Em 2013, Matata encontrava-se a viver em Viana, em casa da sua tia Emília, quando forças policiais foram capturá-lo sob suspeita de ter participado no assassinato de um agente policial, conhecido apenas por Frank.

Mais uma vez, passou pelo crivo da tortura. “Até a tia Emília foi espancada pela polícia, no acto de detenção do Matata”, conta Jandira Gaspar.

Antes de ingressar na Polícia Nacional, Frank, mestre em judo, havia fundado e liderado um grupo denominado Mana Moça, do qual Matata fez parte. “Havia de tudo no grupo, delinquentes, jovens que gostavam de lutar na rua e outros que só gostavam de organizar festas.”

“O Frank era meu kota, meu amigo e da minha família. Ele gostava muito de mim. Nem me passava pela cabeça que eu pudesse ser acusado de tal crime. Mas, mesmo depois de ser polícia, ele continuava a ser delinquente. Ele foi morto num outro bairro e levado para a Esquadra do Cauelele [39ª] já morto”, conta Matata.

“Os polícias inventaram que o Frank ainda chegou à esquadra com vida e lhes disse que o Matata, o Matabicho, o Leão e o Wassaluka é que lhe tínhamos emboscado e disparado contra ele”, explica.

Depois de um ano detido, Matata foi a julgamento em Abril de 2014, no Tribunal Provincial de Luanda.

“No tribunal, o jovem que levou o Frank à esquadra disse a verdade ao juiz. Que ele estava com o Frank quando homens mascarados atacaram o agente policial a tiro, à saída de uma festa, e que o levou dali já morto”, explica Matata.

Depois de um ano detido, a 17 de Novembro de 2014, o juiz absolveu-o, tendo sido provada a sua inocência. Em liberdade, Matata dedicou-se à profissão de barbeiro.

O jovem confessa ter cometido um crime que nunca foi investigado. “Em 2013 ameacei um rapaz com uma garrafa, e roubei-lhe o telefone. Este foi o meu único crime, e não fui preso por isso. Já lutei muitas vezes na rua, em grupo, mas nunca tive uma arma.”
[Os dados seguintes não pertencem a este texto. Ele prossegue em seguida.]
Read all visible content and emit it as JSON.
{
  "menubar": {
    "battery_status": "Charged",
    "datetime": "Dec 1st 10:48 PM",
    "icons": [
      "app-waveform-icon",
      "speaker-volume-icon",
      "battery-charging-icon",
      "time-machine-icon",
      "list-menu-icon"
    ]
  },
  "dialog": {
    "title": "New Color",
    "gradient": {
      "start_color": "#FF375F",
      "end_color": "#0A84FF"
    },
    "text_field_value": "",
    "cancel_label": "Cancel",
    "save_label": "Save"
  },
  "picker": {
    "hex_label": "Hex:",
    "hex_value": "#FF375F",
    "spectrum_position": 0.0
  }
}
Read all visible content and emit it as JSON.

A 3 de Outubro de 2015, um vizinho, identificado como Mendes, atingiu Matata com dois tiros na zona da tíbia e do perónio. “O meu filho estava de passagem aqui na rua, com um miúdo que o acompanhava. O Mendes fez pontaria contra ele de perto, com uma AK [de cano cortado] e disparou três tiros”, explica a mãe, Maria Manuela. Matata confirma que foi atingido por dois dos tiros. O autor foi mais tarde identificado como colaborador do serviço de investigação da Esquadra do Cauelele.

Do hospital para a cadeia

Matata foi internado no Hospital Provincial de Caxito, no Bengo. Agentes policiais interromperam o seu tratamento e detiveram-no. “Passei seis dias na cela do Comando Municipal de Cacuaco, com a perna a apodrecer, sem nenhuma assistência médica. Um dos investigadores viu o meu estado de gravidade e pressionou para a minha transferência para o Hospital Prisão de São Paulo”, afirma Matata.
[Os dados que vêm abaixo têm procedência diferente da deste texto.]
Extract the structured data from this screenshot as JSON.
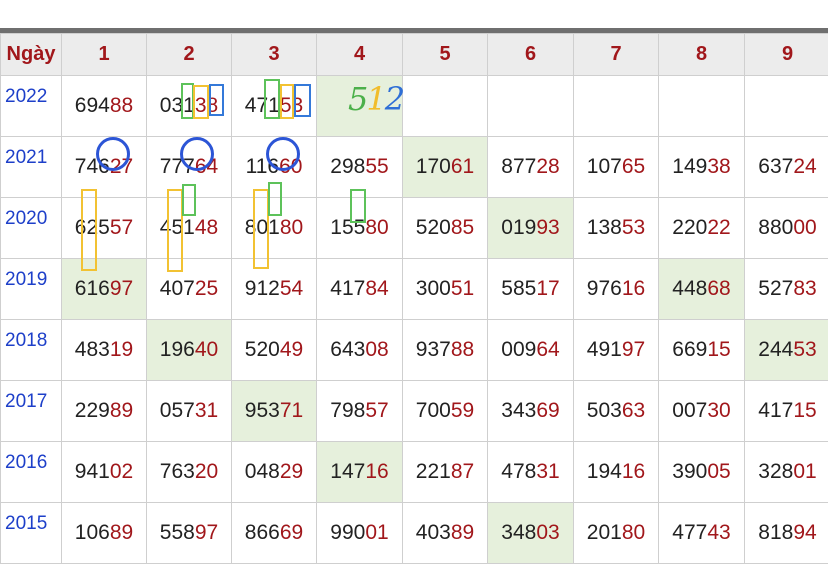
{
  "table": {
    "header": [
      "Ngày",
      "1",
      "2",
      "3",
      "4",
      "5",
      "6",
      "7",
      "8",
      "9"
    ],
    "rows": [
      {
        "year": "2022",
        "cells": [
          [
            "694",
            "88"
          ],
          [
            "031",
            "38"
          ],
          [
            "471",
            "53"
          ],
          [
            "",
            ""
          ],
          [
            "",
            ""
          ],
          [
            "",
            ""
          ],
          [
            "",
            ""
          ],
          [
            "",
            ""
          ],
          [
            "",
            ""
          ]
        ]
      },
      {
        "year": "2021",
        "cells": [
          [
            "746",
            "27"
          ],
          [
            "777",
            "64"
          ],
          [
            "116",
            "60"
          ],
          [
            "298",
            "55"
          ],
          [
            "170",
            "61"
          ],
          [
            "877",
            "28"
          ],
          [
            "107",
            "65"
          ],
          [
            "149",
            "38"
          ],
          [
            "637",
            "24"
          ]
        ]
      },
      {
        "year": "2020",
        "cells": [
          [
            "625",
            "57"
          ],
          [
            "451",
            "48"
          ],
          [
            "801",
            "80"
          ],
          [
            "155",
            "80"
          ],
          [
            "520",
            "85"
          ],
          [
            "019",
            "93"
          ],
          [
            "138",
            "53"
          ],
          [
            "220",
            "22"
          ],
          [
            "880",
            "00"
          ]
        ]
      },
      {
        "year": "2019",
        "cells": [
          [
            "616",
            "97"
          ],
          [
            "407",
            "25"
          ],
          [
            "912",
            "54"
          ],
          [
            "417",
            "84"
          ],
          [
            "300",
            "51"
          ],
          [
            "585",
            "17"
          ],
          [
            "976",
            "16"
          ],
          [
            "448",
            "68"
          ],
          [
            "527",
            "83"
          ]
        ]
      },
      {
        "year": "2018",
        "cells": [
          [
            "483",
            "19"
          ],
          [
            "196",
            "40"
          ],
          [
            "520",
            "49"
          ],
          [
            "643",
            "08"
          ],
          [
            "937",
            "88"
          ],
          [
            "009",
            "64"
          ],
          [
            "491",
            "97"
          ],
          [
            "669",
            "15"
          ],
          [
            "244",
            "53"
          ]
        ]
      },
      {
        "year": "2017",
        "cells": [
          [
            "229",
            "89"
          ],
          [
            "057",
            "31"
          ],
          [
            "953",
            "71"
          ],
          [
            "798",
            "57"
          ],
          [
            "700",
            "59"
          ],
          [
            "343",
            "69"
          ],
          [
            "503",
            "63"
          ],
          [
            "007",
            "30"
          ],
          [
            "417",
            "15"
          ]
        ]
      },
      {
        "year": "2016",
        "cells": [
          [
            "941",
            "02"
          ],
          [
            "763",
            "20"
          ],
          [
            "048",
            "29"
          ],
          [
            "147",
            "16"
          ],
          [
            "221",
            "87"
          ],
          [
            "478",
            "31"
          ],
          [
            "194",
            "16"
          ],
          [
            "390",
            "05"
          ],
          [
            "328",
            "01"
          ]
        ]
      },
      {
        "year": "2015",
        "cells": [
          [
            "106",
            "89"
          ],
          [
            "558",
            "97"
          ],
          [
            "866",
            "69"
          ],
          [
            "990",
            "01"
          ],
          [
            "403",
            "89"
          ],
          [
            "348",
            "03"
          ],
          [
            "201",
            "80"
          ],
          [
            "477",
            "43"
          ],
          [
            "818",
            "94"
          ]
        ]
      }
    ],
    "highlights": [
      [
        0,
        3
      ],
      [
        1,
        4
      ],
      [
        2,
        5
      ],
      [
        3,
        0
      ],
      [
        3,
        7
      ],
      [
        4,
        1
      ],
      [
        4,
        8
      ],
      [
        5,
        2
      ],
      [
        6,
        3
      ],
      [
        7,
        5
      ]
    ]
  },
  "annotation": {
    "handwritten": [
      "5",
      "1",
      "2"
    ]
  },
  "colors": {
    "header_text": "#a1171b",
    "year_text": "#1d3fc9",
    "highlight_bg": "#e6f0dc",
    "accent": "#a1171b"
  }
}
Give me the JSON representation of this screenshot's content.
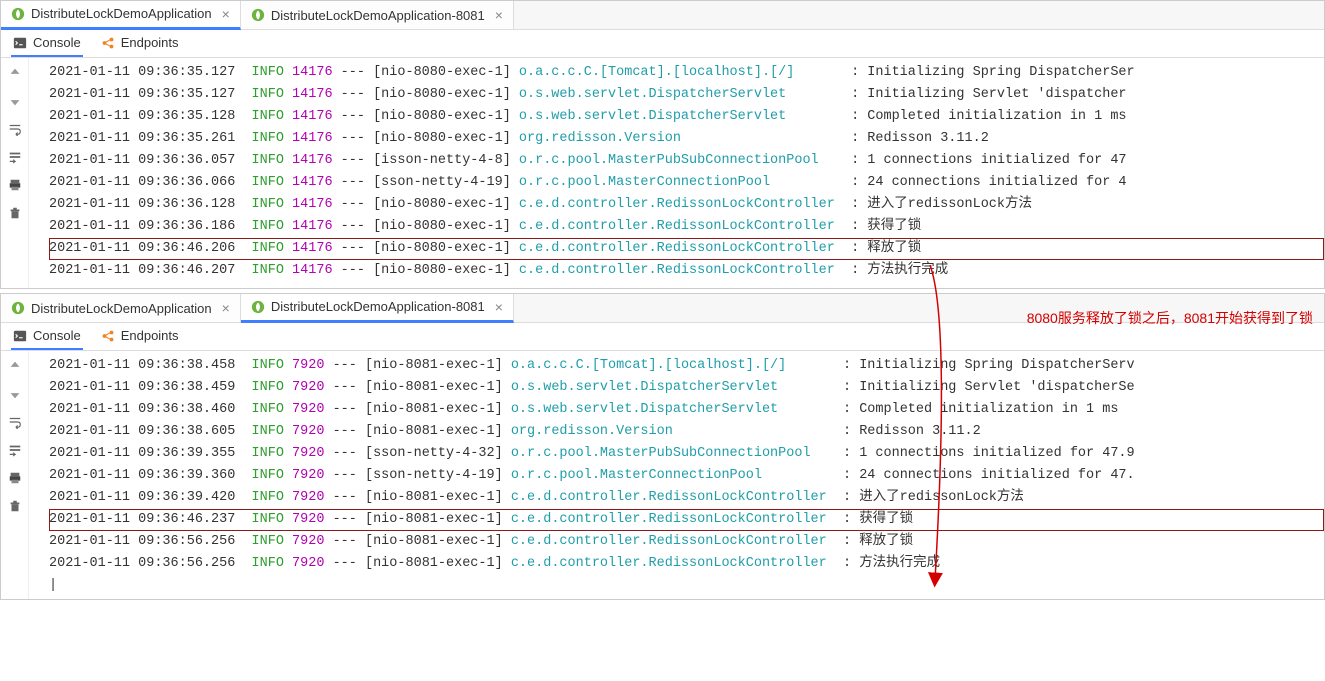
{
  "annotation": "8080服务释放了锁之后，8081开始获得到了锁",
  "panel1": {
    "tabs": [
      {
        "label": "DistributeLockDemoApplication",
        "closable": true
      },
      {
        "label": "DistributeLockDemoApplication-8081",
        "closable": true
      }
    ],
    "activeTab": 0,
    "subtabs": [
      {
        "label": "Console",
        "icon": "terminal-icon"
      },
      {
        "label": "Endpoints",
        "icon": "endpoints-icon"
      }
    ],
    "activeSubtab": 0,
    "logs": [
      {
        "ts": "2021-01-11 09:36:35.127",
        "level": "INFO",
        "pid": "14176",
        "thread": "[nio-8080-exec-1]",
        "source": "o.a.c.c.C.[Tomcat].[localhost].[/]      ",
        "msg": "Initializing Spring DispatcherSer"
      },
      {
        "ts": "2021-01-11 09:36:35.127",
        "level": "INFO",
        "pid": "14176",
        "thread": "[nio-8080-exec-1]",
        "source": "o.s.web.servlet.DispatcherServlet       ",
        "msg": "Initializing Servlet 'dispatcher"
      },
      {
        "ts": "2021-01-11 09:36:35.128",
        "level": "INFO",
        "pid": "14176",
        "thread": "[nio-8080-exec-1]",
        "source": "o.s.web.servlet.DispatcherServlet       ",
        "msg": "Completed initialization in 1 ms"
      },
      {
        "ts": "2021-01-11 09:36:35.261",
        "level": "INFO",
        "pid": "14176",
        "thread": "[nio-8080-exec-1]",
        "source": "org.redisson.Version                    ",
        "msg": "Redisson 3.11.2"
      },
      {
        "ts": "2021-01-11 09:36:36.057",
        "level": "INFO",
        "pid": "14176",
        "thread": "[isson-netty-4-8]",
        "source": "o.r.c.pool.MasterPubSubConnectionPool   ",
        "msg": "1 connections initialized for 47"
      },
      {
        "ts": "2021-01-11 09:36:36.066",
        "level": "INFO",
        "pid": "14176",
        "thread": "[sson-netty-4-19]",
        "source": "o.r.c.pool.MasterConnectionPool         ",
        "msg": "24 connections initialized for 4"
      },
      {
        "ts": "2021-01-11 09:36:36.128",
        "level": "INFO",
        "pid": "14176",
        "thread": "[nio-8080-exec-1]",
        "source": "c.e.d.controller.RedissonLockController ",
        "msg": "进入了redissonLock方法"
      },
      {
        "ts": "2021-01-11 09:36:36.186",
        "level": "INFO",
        "pid": "14176",
        "thread": "[nio-8080-exec-1]",
        "source": "c.e.d.controller.RedissonLockController ",
        "msg": "获得了锁"
      },
      {
        "ts": "2021-01-11 09:36:46.206",
        "level": "INFO",
        "pid": "14176",
        "thread": "[nio-8080-exec-1]",
        "source": "c.e.d.controller.RedissonLockController ",
        "msg": "释放了锁",
        "highlighted": true
      },
      {
        "ts": "2021-01-11 09:36:46.207",
        "level": "INFO",
        "pid": "14176",
        "thread": "[nio-8080-exec-1]",
        "source": "c.e.d.controller.RedissonLockController ",
        "msg": "方法执行完成"
      }
    ]
  },
  "panel2": {
    "tabs": [
      {
        "label": "DistributeLockDemoApplication",
        "closable": true
      },
      {
        "label": "DistributeLockDemoApplication-8081",
        "closable": true
      }
    ],
    "activeTab": 1,
    "subtabs": [
      {
        "label": "Console",
        "icon": "terminal-icon"
      },
      {
        "label": "Endpoints",
        "icon": "endpoints-icon"
      }
    ],
    "activeSubtab": 0,
    "logs": [
      {
        "ts": "2021-01-11 09:36:38.458",
        "level": "INFO",
        "pid": "7920",
        "thread": "[nio-8081-exec-1]",
        "source": "o.a.c.c.C.[Tomcat].[localhost].[/]      ",
        "msg": "Initializing Spring DispatcherServ"
      },
      {
        "ts": "2021-01-11 09:36:38.459",
        "level": "INFO",
        "pid": "7920",
        "thread": "[nio-8081-exec-1]",
        "source": "o.s.web.servlet.DispatcherServlet       ",
        "msg": "Initializing Servlet 'dispatcherSe"
      },
      {
        "ts": "2021-01-11 09:36:38.460",
        "level": "INFO",
        "pid": "7920",
        "thread": "[nio-8081-exec-1]",
        "source": "o.s.web.servlet.DispatcherServlet       ",
        "msg": "Completed initialization in 1 ms"
      },
      {
        "ts": "2021-01-11 09:36:38.605",
        "level": "INFO",
        "pid": "7920",
        "thread": "[nio-8081-exec-1]",
        "source": "org.redisson.Version                    ",
        "msg": "Redisson 3.11.2"
      },
      {
        "ts": "2021-01-11 09:36:39.355",
        "level": "INFO",
        "pid": "7920",
        "thread": "[sson-netty-4-32]",
        "source": "o.r.c.pool.MasterPubSubConnectionPool   ",
        "msg": "1 connections initialized for 47.9"
      },
      {
        "ts": "2021-01-11 09:36:39.360",
        "level": "INFO",
        "pid": "7920",
        "thread": "[sson-netty-4-19]",
        "source": "o.r.c.pool.MasterConnectionPool         ",
        "msg": "24 connections initialized for 47."
      },
      {
        "ts": "2021-01-11 09:36:39.420",
        "level": "INFO",
        "pid": "7920",
        "thread": "[nio-8081-exec-1]",
        "source": "c.e.d.controller.RedissonLockController ",
        "msg": "进入了redissonLock方法"
      },
      {
        "ts": "2021-01-11 09:36:46.237",
        "level": "INFO",
        "pid": "7920",
        "thread": "[nio-8081-exec-1]",
        "source": "c.e.d.controller.RedissonLockController ",
        "msg": "获得了锁",
        "highlighted": true
      },
      {
        "ts": "2021-01-11 09:36:56.256",
        "level": "INFO",
        "pid": "7920",
        "thread": "[nio-8081-exec-1]",
        "source": "c.e.d.controller.RedissonLockController ",
        "msg": "释放了锁"
      },
      {
        "ts": "2021-01-11 09:36:56.256",
        "level": "INFO",
        "pid": "7920",
        "thread": "[nio-8081-exec-1]",
        "source": "c.e.d.controller.RedissonLockController ",
        "msg": "方法执行完成"
      }
    ]
  }
}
“O sector de investigação usava a prisão para extorquir dinheiro da família. Telefonavam-me constantemente a exigir primeiro 150 mil, e como não tínhamos como pagar foram baixando o preço até mil kwanzas, para deixarem o meu filho. O tal chefe Chagas e o [João] Saldanha, da investigação criminal de Cacuaco, é que me ligavam directamente”, denuncia a mãe.
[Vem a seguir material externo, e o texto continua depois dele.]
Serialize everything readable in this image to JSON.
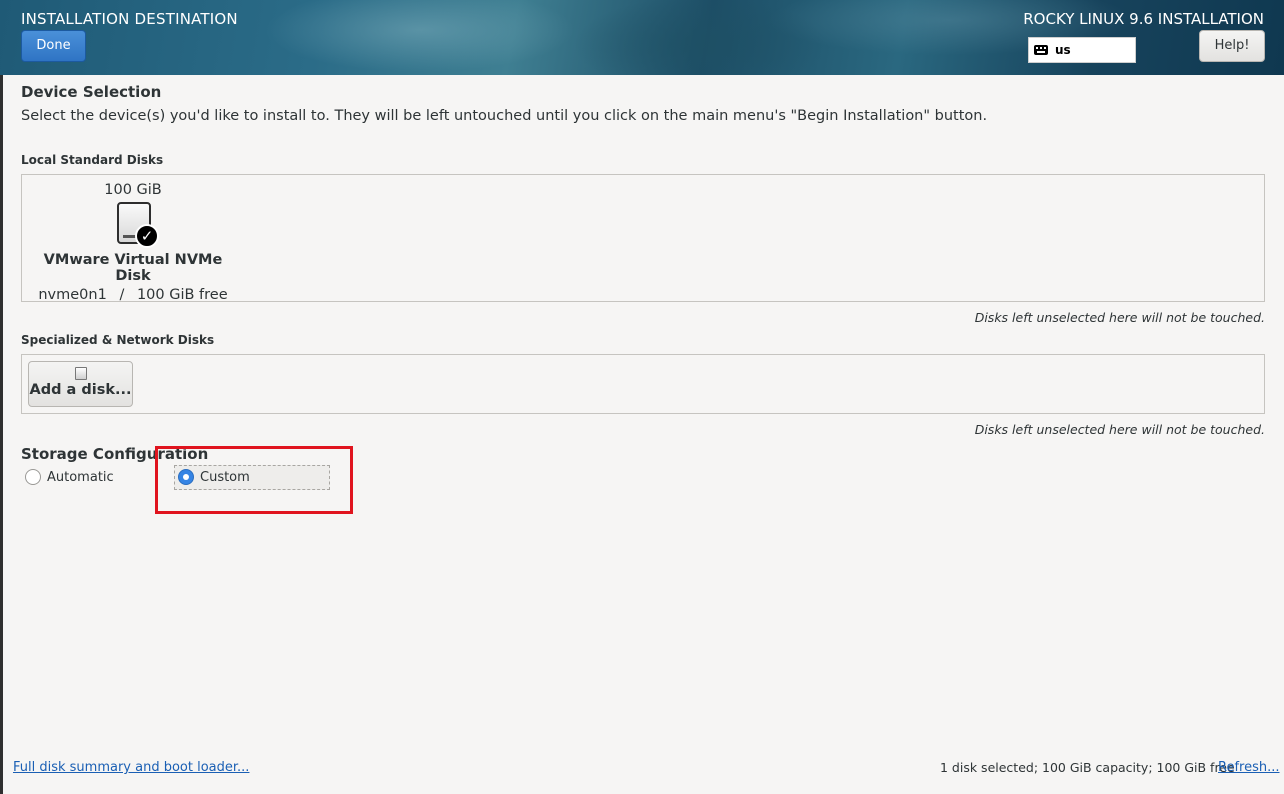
{
  "header": {
    "title": "INSTALLATION DESTINATION",
    "done_label": "Done",
    "product_title": "ROCKY LINUX 9.6 INSTALLATION",
    "keyboard_layout": "us",
    "help_label": "Help!"
  },
  "device_selection": {
    "title": "Device Selection",
    "instructions": "Select the device(s) you'd like to install to.  They will be left untouched until you click on the main menu's \"Begin Installation\" button."
  },
  "local_disks": {
    "label": "Local Standard Disks",
    "disks": [
      {
        "size": "100 GiB",
        "name": "VMware Virtual NVMe Disk",
        "device": "nvme0n1",
        "separator": "/",
        "free": "100 GiB free",
        "selected": true
      }
    ],
    "note": "Disks left unselected here will not be touched."
  },
  "network_disks": {
    "label": "Specialized & Network Disks",
    "add_label": "Add a disk...",
    "note": "Disks left unselected here will not be touched."
  },
  "storage_config": {
    "title": "Storage Configuration",
    "options": [
      {
        "label": "Automatic",
        "selected": false
      },
      {
        "label": "Custom",
        "selected": true
      }
    ]
  },
  "footer": {
    "summary_link": "Full disk summary and boot loader...",
    "summary_text": "1 disk selected; 100 GiB capacity; 100 GiB free",
    "refresh_link": "Refresh..."
  },
  "colors": {
    "accent": "#3584e4",
    "highlight": "#e0141e",
    "link": "#1a5fb4"
  }
}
A vítima passou seis meses em São Paulo, tendo sido transferido para a Comarca Central de Luanda, onde passou mais um mês. A 20 de Abril de 2016 foi libertado sob termo de identidade e residência, com o Processo n.º 3456/15, assinado pela procuradora Florinda Agostinho Nelomba, junto do Comando Municipal de Cacuaco.

Dias antes desta detenção, alguns agentes da Esquadra do Cauelele prenderam-no na rua no período de tarde. “Torturaram-no, sobretudo no abdómen, onde sofreu uma operação recentemente”, denuncia a mãe. Foi libertado a seguir, mas não conseguia sequer manter-se de pé. A mãe levou-o para o hospital.

“É tanta injustiça que já não sei mais o que fazer”, lamenta Maria Manuela.

Os responsáveis

Na opinião de Rui Verde, analista do Maka Angola, "a responsabilidade destes actos criminosos, violação de domicílio, tortura e homicídio não é só daqueles polícias que os praticaram, mas também daqueles que têm um dever funcional de garantir que eles não ocorrem: as chefias”.

Para o analista, “estaremos perante autoria dos crimes por parte das autoridades policiais por acção de subalternos e por omissão de dirigentes”.

“Porque este relato não é o primeiro a surgir. Recentemente, têm abundado as informações sobre maus-tratos e tortura nas instalações policiais, o que indicia que estamos perante um comportamento crónico, permanente. Assim sendo, a responsabilidade política, penal e disciplinar é também do ministro do Interior, do comandante geral da Polícia Nacional e do director do SIC”, assevera o analista jurídico. Trata-se do comissário Ângelo de Barros de Veiga Tavares, ministro; do comissário-chefe Ambrósio de Lemos, comandante-geral; e do comissário Eugénio Pedro Alexandre, director do SIC.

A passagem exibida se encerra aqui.